Vikont Ja Soo-jung daha da büyüdü.
"Bundan sonra size Kim Gong-ja yerine [Danışman] dememin bir sakıncası var mı?"
Neden?
Kalbim yine mi çarpıyordu?
"..."
Vikont Ja Soo-jung ile daha yeni göz göze gelmiş olmama rağmen kalbim tıkanmıştı. Tıpkı bu dünyaya ilk girdiğim zamanki gibi, kafamın içinde bir sis oluştu.
Neyse ki tam sisle kaplanmak üzereyken bir ses dikkatimi çekti.
"Majesteleri Kral'ı takdim ediyorum!"
Toplantı yeniden başladı.
3.
Toplantı başlar başlamaz, diğer gruplardan soylular Vikont Ja Soo-jung'u bombardımana tutmaya başladı.
Kapıları açan ilk kişi, salonda bulunduklarından beri kendini tutan Kont Ah Ru-ho oldu.
"Vikont Ja Soo-jung isyancıları özel olarak astları olarak kabul etti. Sadece Kızıl Çiviler değil. Taş Meclisi, Yarım Taşlar, Göksel Tanrılar, Kalpler. Son yıllarda karışıklıklara neden olan tüm isyancı gruplar Vikont Ja Soo-jung'un astları haline geldi. Böyle bir soylunun Dük yapılmasını tavsiye etmiyorum."
Yüzlerce soylu Kont Ah Ru-ho'ya döndü. Krallığın Kralı, Kont'un sözlerini yorum yapmadan kabul etti.
Bu bir toplantıdan ziyade Vikont Ja Soo-jung için bir duruşma gibiydi.
"Şimdi bile, Vikont Ja Soo-jung'un altında saklanan hainleri getirmeli ve suçlarına göre cezalandırmalıyız. Vikont krallığa sadıksa, işbirliği yapacaktır. Öyle değil mi Vikont? İsyan etmeyecekseniz neden hainleri saklıyorsunuz?"
"Kont. Bunun kabul ettiği tüm insanlar bunun tarafından yakalandı."
Vikont Ja Soo-jung gülümseyerek cevap verdi.

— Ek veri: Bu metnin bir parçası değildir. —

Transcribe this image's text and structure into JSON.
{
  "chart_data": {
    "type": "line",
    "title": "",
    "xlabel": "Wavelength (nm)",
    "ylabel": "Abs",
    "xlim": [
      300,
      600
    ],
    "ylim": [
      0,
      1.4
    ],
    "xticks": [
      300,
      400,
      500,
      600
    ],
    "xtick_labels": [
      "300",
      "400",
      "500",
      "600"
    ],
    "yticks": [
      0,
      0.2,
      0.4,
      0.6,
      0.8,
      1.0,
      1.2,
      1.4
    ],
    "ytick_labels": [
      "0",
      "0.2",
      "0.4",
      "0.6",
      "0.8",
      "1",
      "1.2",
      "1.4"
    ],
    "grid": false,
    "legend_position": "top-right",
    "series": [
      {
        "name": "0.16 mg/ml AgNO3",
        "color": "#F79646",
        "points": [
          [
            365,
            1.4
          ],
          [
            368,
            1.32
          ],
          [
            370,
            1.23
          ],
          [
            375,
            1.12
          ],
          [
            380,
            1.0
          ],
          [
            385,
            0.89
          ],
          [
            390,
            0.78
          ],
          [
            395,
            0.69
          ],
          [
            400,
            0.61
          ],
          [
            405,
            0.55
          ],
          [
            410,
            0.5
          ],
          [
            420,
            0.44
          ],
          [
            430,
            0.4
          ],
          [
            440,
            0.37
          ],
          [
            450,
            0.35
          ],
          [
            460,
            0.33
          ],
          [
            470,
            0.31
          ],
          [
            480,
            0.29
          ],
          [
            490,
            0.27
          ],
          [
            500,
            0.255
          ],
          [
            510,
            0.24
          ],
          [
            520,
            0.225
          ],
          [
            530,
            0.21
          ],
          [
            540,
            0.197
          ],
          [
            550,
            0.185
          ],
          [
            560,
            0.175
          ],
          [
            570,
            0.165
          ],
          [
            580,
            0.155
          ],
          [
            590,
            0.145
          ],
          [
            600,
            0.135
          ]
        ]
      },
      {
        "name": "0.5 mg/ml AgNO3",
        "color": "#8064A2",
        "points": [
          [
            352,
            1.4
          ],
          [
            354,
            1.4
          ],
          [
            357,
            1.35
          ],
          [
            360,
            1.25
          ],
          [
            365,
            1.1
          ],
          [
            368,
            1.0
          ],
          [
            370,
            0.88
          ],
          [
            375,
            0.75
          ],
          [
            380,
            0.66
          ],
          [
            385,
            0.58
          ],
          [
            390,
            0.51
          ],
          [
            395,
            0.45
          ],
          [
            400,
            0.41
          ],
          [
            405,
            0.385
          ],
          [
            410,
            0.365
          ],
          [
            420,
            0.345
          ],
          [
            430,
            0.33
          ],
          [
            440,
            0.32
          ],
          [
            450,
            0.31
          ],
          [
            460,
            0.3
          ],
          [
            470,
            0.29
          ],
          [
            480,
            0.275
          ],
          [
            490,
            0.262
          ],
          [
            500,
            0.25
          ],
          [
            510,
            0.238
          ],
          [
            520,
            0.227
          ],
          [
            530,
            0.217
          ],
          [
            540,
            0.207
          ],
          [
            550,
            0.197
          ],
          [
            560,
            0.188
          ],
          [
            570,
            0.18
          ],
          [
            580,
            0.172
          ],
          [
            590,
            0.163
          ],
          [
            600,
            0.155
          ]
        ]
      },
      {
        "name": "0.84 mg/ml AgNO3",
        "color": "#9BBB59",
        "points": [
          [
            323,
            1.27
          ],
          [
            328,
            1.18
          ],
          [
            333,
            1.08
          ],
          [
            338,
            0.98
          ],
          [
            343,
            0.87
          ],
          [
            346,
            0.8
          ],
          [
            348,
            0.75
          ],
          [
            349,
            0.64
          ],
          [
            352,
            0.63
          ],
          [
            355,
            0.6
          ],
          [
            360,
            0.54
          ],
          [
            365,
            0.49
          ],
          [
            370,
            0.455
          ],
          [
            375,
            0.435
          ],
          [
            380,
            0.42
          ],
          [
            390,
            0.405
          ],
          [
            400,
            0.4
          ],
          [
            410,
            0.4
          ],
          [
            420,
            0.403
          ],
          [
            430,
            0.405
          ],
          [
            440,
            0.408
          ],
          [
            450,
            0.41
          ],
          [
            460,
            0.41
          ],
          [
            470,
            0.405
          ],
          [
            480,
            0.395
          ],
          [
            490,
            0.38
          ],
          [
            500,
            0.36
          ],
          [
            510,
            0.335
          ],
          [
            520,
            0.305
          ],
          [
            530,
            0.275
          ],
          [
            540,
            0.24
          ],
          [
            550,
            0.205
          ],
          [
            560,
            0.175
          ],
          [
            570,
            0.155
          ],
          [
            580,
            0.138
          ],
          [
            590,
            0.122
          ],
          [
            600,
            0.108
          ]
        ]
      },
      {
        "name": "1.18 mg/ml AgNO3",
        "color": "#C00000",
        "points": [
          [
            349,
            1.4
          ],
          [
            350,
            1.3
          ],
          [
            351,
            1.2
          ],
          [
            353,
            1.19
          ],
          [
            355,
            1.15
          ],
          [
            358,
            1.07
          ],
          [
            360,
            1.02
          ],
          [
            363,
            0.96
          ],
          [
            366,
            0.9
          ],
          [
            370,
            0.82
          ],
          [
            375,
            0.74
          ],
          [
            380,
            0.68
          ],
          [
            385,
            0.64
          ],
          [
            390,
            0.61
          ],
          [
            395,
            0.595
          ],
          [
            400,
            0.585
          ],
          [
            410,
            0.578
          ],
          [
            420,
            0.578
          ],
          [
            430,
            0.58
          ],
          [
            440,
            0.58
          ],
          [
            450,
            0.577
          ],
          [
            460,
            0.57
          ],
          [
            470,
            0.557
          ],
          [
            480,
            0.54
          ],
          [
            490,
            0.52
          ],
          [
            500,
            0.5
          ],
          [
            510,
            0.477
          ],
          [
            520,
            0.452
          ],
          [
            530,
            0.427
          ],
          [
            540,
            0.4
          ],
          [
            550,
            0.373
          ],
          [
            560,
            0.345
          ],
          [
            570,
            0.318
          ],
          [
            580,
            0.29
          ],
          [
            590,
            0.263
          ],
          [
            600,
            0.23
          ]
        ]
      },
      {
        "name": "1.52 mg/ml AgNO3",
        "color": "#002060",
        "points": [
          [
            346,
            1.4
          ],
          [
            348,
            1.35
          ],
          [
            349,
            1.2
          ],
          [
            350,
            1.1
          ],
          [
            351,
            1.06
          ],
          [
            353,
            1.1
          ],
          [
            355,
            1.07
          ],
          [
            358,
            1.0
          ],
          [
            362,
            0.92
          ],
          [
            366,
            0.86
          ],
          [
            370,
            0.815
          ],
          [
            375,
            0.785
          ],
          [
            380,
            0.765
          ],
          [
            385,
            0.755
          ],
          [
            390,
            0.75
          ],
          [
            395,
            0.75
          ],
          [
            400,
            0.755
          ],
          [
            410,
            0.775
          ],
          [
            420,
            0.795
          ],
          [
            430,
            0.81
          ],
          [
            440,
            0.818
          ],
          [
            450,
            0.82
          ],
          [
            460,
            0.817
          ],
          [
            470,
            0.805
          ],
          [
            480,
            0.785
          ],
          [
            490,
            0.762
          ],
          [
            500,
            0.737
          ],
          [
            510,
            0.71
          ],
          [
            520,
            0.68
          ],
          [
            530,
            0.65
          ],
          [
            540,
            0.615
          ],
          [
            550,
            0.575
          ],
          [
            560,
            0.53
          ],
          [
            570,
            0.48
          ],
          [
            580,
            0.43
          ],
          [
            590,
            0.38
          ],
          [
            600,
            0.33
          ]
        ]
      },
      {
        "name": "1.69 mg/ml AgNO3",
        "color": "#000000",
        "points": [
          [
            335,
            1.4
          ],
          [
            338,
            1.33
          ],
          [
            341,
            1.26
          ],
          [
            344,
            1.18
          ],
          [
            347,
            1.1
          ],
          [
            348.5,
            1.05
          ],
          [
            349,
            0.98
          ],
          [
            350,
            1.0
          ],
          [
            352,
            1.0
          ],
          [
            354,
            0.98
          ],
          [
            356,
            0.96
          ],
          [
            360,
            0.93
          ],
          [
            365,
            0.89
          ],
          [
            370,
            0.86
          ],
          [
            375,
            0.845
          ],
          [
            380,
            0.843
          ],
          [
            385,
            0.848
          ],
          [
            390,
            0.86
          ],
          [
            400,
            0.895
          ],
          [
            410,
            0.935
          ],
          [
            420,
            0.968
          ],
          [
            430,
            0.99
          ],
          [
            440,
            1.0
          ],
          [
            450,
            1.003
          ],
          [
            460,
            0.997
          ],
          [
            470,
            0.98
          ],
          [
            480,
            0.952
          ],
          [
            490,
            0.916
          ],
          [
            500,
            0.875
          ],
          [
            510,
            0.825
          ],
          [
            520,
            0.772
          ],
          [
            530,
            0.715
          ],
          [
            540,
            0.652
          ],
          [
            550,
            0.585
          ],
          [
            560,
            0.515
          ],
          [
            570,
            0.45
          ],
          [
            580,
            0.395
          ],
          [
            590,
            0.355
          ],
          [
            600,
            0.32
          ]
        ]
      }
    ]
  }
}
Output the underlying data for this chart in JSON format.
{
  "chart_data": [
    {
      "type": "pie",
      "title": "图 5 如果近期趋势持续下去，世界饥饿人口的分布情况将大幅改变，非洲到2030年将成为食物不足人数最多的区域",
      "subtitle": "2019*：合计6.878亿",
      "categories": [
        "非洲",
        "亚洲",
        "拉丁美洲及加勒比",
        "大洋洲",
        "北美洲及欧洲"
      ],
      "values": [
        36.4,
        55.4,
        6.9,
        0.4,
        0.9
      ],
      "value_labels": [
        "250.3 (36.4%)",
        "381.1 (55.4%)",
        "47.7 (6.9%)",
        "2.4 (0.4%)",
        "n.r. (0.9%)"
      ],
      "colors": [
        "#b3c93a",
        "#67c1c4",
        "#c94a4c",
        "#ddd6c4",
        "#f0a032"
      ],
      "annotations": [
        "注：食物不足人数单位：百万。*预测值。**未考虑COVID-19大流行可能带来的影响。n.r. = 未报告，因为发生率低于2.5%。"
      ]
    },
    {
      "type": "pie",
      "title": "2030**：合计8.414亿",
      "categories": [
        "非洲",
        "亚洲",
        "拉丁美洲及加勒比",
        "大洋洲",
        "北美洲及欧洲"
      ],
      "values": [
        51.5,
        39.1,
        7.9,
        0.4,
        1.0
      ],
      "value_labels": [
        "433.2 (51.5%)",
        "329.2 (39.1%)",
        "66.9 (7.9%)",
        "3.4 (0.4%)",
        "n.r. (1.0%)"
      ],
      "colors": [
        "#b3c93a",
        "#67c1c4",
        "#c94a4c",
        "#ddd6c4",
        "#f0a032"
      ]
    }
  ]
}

"Savaş alanında ele geçirilen her esir generale aittir. Eşyalarımla istediğimi yapmamın nesi yanlış?"
"Kılıçlarını krallığa doğrultmuş hainler olsalar bile mi?"
"Bunda yanlış bir şey yok. Mükemmel bir savaşçının kılıcı binlerce insanın kanını tatmıştır. Ama kimse kılıcı suçlamaz. Bu savaşçının hatasıdır. Bu sadece birkaç kanlı kılıç topladı."
"Şimdi de bu yaşayan insanların birer nesne olduğunu mu söylüyorsun?!"
"Evet."
"..."
"Onlar bu adamın malı. Eğer Kont onlara bir şeyler yapmak istiyorsa, o zaman onları yakalamalıydınız. Ya da köleliği kaldırabilirsiniz."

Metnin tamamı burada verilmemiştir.